Tuesday, November 20, 2007

The Slippery, Sliding Slope to Hell

Patch .5 for Hellgate: London is due out in the next couple of days. It's mainly a clean-up patch, fixing bugs and whatnot, but it also includes a controversial change to the number of available character slots: twenty-four for everyone now, including non-subscribers. FFS also added Nighmare mode for non-subscribers as well.

This has the subscriber community in an uproar. They quite rightly call foul for having paid for features that are now free to non-subscribers. I don't think this bodes well for FFS. It's a slippery slope they slide by shifting paid content to free play. Granted, I think it's the right thing to do, but it should have come out-of-the-box like that, not two weeks into the game's release. My gut instinct tells me that FFS doesn't really have substantial content waiting in the wings, at least nothing that justifies $10 a month, and that a tsunami of subscribers are going to bail. And now with this latest change in player slots and Nightmare mode, I see that flight solidifying even more.

Despite HG: L's controversial release, I can testify that the game has been running better lately. I've slowly been adding video options, like enhanced weather, dynamic lighting, and triple-buffering and I still average around 25 fps. Certain zones witness my fps plunge down to the low teens; these areas have a lot of fire strewn throughout the level and I think that causes the slowdown. But other areas, especially the enclosed bunker zones, see my fps top 40. I foresee future patches and driver updates improving that considerably. My goal is to be able to run the game on the highest texture setting.

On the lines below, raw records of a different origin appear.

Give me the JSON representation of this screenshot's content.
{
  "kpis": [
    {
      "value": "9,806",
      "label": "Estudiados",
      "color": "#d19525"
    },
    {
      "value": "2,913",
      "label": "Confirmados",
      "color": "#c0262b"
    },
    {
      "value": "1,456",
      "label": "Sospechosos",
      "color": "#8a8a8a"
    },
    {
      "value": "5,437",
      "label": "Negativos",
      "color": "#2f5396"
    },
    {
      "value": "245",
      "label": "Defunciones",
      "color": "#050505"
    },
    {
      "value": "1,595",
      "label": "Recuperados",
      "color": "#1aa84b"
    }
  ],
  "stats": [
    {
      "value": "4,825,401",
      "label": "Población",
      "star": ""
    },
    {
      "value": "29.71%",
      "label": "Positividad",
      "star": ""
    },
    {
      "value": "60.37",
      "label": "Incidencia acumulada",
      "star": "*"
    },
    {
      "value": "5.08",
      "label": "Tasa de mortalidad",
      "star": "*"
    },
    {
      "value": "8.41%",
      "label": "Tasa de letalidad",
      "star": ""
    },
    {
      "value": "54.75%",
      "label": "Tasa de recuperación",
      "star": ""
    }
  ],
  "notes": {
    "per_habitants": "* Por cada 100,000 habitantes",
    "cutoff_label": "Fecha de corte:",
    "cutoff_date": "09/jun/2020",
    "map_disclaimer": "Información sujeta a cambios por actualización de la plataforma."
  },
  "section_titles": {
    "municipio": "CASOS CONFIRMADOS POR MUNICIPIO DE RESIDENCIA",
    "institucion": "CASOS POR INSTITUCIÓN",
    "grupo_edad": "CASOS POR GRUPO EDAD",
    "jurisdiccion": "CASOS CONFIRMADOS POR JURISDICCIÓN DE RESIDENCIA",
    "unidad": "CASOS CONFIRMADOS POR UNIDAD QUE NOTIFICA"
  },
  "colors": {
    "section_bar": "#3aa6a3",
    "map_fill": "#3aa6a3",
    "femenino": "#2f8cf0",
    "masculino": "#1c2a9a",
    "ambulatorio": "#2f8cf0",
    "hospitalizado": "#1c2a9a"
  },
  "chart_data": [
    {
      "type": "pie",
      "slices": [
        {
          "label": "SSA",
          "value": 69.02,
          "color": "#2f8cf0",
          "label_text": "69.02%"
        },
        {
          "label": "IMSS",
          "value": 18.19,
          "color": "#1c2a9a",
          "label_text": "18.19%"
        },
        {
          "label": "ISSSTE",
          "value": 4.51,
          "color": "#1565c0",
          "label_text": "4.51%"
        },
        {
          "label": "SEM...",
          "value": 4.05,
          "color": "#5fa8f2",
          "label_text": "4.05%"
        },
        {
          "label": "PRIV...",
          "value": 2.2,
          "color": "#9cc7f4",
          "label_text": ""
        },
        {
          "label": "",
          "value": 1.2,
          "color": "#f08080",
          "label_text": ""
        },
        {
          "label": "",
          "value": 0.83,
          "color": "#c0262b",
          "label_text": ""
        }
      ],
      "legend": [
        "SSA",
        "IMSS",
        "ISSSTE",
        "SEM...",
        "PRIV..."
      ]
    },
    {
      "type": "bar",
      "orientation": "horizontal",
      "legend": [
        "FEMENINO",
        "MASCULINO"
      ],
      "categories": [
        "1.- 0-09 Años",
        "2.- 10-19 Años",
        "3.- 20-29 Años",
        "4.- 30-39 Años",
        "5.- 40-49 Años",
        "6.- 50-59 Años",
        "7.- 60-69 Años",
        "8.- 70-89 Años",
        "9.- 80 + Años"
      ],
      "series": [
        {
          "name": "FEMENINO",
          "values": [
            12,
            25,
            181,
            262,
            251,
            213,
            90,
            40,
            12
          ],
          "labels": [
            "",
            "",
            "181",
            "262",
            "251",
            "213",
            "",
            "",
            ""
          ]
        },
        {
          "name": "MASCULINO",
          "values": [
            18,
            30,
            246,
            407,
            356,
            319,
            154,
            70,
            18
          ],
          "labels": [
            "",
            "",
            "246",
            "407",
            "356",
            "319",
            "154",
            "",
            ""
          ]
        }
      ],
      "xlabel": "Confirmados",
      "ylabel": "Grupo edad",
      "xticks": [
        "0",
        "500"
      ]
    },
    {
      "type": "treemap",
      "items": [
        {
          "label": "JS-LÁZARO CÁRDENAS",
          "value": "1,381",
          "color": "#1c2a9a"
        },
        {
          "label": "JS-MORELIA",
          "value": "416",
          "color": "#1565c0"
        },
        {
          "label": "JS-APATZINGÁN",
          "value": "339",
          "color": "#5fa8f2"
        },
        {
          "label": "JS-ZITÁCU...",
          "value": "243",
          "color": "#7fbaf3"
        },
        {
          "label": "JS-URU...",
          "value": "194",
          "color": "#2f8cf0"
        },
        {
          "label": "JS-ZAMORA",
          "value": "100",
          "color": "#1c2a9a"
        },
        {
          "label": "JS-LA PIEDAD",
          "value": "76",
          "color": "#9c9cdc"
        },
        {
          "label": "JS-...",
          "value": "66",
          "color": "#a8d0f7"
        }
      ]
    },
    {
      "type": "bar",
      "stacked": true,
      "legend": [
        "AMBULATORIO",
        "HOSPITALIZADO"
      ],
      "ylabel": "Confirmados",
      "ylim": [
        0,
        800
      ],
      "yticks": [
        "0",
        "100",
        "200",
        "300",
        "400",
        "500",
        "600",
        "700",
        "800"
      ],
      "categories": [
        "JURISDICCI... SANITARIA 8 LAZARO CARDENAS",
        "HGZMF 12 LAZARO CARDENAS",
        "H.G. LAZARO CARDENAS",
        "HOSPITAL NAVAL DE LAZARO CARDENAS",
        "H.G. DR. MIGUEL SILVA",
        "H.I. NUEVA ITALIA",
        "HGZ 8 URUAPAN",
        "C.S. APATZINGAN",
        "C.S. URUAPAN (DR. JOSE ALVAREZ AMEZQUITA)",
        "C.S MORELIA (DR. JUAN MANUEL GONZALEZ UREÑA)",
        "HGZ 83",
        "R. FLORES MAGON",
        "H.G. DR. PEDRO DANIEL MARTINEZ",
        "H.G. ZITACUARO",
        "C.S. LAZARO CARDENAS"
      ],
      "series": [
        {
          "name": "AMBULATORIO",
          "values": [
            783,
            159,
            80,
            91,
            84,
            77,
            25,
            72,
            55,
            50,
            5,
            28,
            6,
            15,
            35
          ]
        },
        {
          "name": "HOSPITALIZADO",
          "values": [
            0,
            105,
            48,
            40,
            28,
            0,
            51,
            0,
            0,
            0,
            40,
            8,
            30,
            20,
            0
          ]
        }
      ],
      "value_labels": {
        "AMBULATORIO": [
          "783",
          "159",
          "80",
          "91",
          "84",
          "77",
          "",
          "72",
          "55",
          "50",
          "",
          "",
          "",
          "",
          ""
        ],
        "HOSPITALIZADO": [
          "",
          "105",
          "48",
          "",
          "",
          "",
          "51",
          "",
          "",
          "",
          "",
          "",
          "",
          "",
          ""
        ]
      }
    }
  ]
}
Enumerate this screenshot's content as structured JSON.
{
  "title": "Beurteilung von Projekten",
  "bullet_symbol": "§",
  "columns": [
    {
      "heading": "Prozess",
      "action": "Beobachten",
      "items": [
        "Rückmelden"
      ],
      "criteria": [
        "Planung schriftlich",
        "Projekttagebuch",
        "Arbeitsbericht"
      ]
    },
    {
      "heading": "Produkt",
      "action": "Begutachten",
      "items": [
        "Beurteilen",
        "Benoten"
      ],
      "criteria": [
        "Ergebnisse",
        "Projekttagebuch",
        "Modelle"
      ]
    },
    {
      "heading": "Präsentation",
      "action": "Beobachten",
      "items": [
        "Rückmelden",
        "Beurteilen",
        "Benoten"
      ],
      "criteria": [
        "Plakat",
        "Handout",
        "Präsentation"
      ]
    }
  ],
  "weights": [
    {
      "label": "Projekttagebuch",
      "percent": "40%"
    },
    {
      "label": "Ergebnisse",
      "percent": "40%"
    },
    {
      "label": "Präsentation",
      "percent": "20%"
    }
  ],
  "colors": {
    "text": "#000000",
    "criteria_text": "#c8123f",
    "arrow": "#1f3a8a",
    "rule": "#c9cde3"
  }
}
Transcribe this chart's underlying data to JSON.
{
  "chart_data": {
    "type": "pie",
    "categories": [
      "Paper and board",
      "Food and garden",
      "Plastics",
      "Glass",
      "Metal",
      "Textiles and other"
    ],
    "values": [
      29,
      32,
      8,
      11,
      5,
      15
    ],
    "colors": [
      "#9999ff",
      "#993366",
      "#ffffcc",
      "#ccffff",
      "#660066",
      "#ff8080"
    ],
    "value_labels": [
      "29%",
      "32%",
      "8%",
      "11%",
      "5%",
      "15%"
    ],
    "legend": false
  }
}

I know many people are unhappy with the game and even unhappier with FFS. I understand their frustration and don't fault them for their criticism of the game's current state even if some of their forum posts indulge in hyperbole. But personally, I'm enjoying the game. It's not an MMO, no matter what others or FFS state, but an action RPG that allows the gamer to burn twenty minutes or twenty hours at a time, depending on their individual schedule. If more people approached it with that mindset and stopped expecting it to have the same gameplay and gargantuan content as WoW, I think more gamers would begin enjoying the game as well.